Scocca

Why Did Our Perfectly Good Airplane Decide to Fall Onto Libya?

President Barack Obama had many

big, heartening messages

to deliver about Libya tonight—the war started at the best possible time, the war is basically over now, our goals have been met, etc.—but he also made a point of mentioning a small, heartening fact: that “one of our planes malfunctioned over Libya.”

Just a little mechanical trouble, not any sort of casualty of war! The armed forces were quick to identify an ”

equipment malfunction

” as the reason the plane in question, an F-15E Strike Eagle, went down outside Benghazi a week ago. It’s pretty much always an equipment malfunction, even when

nobody has retrieved the wreckage

to figure out what might have malfunctioned. Our planes don’t get shot down, even when they’re flying combat missions.

Fine. Let’s say they never get shot down. So: why did one crash?
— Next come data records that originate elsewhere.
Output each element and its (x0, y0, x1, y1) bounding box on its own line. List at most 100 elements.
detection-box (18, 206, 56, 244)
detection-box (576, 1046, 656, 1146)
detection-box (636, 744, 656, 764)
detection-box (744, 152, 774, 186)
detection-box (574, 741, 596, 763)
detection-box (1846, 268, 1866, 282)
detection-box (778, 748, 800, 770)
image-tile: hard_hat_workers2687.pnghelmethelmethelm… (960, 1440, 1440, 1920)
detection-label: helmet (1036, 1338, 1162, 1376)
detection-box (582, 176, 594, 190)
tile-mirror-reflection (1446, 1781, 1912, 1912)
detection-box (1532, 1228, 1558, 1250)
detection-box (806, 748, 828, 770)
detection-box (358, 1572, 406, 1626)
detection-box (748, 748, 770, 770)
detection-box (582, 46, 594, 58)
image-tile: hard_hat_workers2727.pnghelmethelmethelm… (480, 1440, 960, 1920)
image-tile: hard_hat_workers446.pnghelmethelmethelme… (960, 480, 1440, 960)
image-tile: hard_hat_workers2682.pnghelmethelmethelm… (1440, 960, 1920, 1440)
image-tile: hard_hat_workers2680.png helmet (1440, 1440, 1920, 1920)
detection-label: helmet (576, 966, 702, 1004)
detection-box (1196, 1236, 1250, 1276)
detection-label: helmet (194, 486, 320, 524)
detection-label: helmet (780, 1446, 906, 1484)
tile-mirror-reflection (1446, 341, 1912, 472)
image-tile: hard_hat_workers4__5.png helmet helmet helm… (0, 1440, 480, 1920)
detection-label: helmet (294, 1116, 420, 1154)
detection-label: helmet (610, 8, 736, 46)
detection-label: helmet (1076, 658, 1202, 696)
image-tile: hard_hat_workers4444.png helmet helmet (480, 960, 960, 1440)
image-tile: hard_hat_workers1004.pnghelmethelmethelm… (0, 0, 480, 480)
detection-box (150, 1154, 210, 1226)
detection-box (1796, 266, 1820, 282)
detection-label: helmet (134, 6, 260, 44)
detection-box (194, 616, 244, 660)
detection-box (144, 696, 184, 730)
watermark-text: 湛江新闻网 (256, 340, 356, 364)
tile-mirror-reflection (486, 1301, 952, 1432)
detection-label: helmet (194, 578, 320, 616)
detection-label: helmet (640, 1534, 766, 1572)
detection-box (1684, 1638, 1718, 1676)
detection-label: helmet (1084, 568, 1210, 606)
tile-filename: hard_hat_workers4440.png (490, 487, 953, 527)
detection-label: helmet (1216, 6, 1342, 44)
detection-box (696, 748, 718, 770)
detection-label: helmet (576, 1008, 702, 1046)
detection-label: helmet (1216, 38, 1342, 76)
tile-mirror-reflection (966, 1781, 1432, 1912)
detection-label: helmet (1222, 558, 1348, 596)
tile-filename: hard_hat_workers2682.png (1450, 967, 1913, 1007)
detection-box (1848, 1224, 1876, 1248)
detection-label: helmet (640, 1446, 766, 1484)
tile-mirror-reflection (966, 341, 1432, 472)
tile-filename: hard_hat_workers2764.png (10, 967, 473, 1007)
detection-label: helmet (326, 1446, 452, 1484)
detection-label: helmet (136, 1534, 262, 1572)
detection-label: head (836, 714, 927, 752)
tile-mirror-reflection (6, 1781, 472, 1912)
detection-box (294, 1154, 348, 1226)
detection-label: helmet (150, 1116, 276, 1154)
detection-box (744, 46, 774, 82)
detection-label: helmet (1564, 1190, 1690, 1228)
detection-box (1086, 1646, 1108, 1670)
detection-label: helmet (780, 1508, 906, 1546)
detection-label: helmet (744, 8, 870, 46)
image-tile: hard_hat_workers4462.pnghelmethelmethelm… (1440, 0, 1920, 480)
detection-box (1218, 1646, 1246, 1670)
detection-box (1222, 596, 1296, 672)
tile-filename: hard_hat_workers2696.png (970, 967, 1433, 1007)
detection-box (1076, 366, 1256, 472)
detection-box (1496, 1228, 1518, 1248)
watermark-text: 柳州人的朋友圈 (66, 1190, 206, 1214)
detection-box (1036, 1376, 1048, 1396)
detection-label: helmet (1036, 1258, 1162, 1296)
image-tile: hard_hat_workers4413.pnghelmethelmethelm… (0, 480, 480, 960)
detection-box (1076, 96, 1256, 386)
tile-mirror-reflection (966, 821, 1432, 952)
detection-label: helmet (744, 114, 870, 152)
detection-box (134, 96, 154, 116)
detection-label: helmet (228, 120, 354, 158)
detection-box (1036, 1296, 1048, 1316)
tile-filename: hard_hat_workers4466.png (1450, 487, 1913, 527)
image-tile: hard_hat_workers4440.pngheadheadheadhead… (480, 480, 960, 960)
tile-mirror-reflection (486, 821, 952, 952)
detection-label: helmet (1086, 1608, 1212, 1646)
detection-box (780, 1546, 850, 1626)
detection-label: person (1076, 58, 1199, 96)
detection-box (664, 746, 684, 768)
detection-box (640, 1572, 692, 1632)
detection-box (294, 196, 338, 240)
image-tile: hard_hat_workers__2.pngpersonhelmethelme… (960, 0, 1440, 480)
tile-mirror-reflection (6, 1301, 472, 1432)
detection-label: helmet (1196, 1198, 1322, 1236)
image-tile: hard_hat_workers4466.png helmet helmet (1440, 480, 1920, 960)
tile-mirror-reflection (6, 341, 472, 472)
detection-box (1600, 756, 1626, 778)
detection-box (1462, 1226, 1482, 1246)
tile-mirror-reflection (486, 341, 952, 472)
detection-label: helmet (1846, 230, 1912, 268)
Each F-15E Strike Eagle cost

$42.2 million

in 2011 dollars. It’s kind of embarrassing to think that a ragtag dictatorship could shoot one out of the sky, but isn’t it more alarming for it to fall out of the sky on its own?

The whole F-15 fleet was grounded in November 2007, after an

F-15C Eagle tore itself apart

while flying over Missouri. The pilot went on to

sue Boeing

on the grounds that the plane was defective.